The divergent focuses reflect the deepening politicization of crypto policy issues. Many Democrats have advocated for more aggressive enforcement and investor protections, while Republicans have largely embraced the industry as an embodiment of free market innovation and decentralization.

With the House now under Republican control and the Senate Banking Committee chaired by a crypto proponent, the debanking investigations could serve as a springboard for broader GOP efforts to rein in what they see as regulatory overreach and support a budding industry – with the banking access battle the first salvo in a wider crypto policy war.

Industry Impact and the Road Ahead

For the crypto companies in the eye of the debanking storm, the Congressional spotlight offers a chance to air long-simmering grievances and potentially shake loose the banking logjam that has stymied their growth and mainstreaming ambitions. Stable banking relationships are considered crucial infrastructure for an industry seeking wider adoption.

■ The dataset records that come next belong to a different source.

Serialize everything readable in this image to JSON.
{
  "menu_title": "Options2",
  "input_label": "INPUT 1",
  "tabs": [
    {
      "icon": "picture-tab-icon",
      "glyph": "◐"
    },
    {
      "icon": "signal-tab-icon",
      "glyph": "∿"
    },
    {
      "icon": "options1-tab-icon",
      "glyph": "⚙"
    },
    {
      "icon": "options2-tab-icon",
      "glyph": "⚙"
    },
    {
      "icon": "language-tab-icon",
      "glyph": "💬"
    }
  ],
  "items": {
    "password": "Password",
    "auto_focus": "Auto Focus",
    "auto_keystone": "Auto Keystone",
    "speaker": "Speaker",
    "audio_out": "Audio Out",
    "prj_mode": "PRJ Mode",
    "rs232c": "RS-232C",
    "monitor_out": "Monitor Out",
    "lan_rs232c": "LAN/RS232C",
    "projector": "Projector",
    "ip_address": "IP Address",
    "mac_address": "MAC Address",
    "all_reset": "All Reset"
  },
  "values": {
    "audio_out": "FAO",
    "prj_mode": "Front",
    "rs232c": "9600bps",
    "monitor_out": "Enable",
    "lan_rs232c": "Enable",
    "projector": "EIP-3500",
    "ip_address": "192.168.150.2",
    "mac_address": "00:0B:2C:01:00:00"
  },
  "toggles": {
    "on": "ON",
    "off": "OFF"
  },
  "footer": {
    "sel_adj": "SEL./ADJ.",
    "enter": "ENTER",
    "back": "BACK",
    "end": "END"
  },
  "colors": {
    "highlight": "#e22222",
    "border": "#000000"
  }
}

  • Coinbase CEO Brian Armstrong has been an outspoken critic of “backdoor” crypto crackdowns via the banking system
  • Uniswap founder Hayden Adams tweeted appreciation for Sen. Scott’s “leadership” in confronting denial of services

How far the pendulum swings may depend on the findings and recommendations that emerge from the investigations. Uncovering clear evidence of coordinated debanking pressure campaigns could build momentum for Congressional action to prohibit such practices.

Short of legislation, strongly worded reports and hearings that put regulators on the defensive could still yield a chilling effect on the more aggressive debanking tactics alleged by industry players and their allies. At minimum, the industry is poised for a more receptive audience and sympathetic treatment under the new Republican leadership of key committees.

The long-term impact of the debanking probes will play out against the backdrop of the wider crypto regulatory landscape, including battles over the SEC’s jurisdiction, stablecoin oversight, and the fallout from a spate of high-profile industry implosions. But with the banking access fight now a marquee event, the industry has gained a powerful hand in D.C. – and a chance to start swinging the momentum in its favor.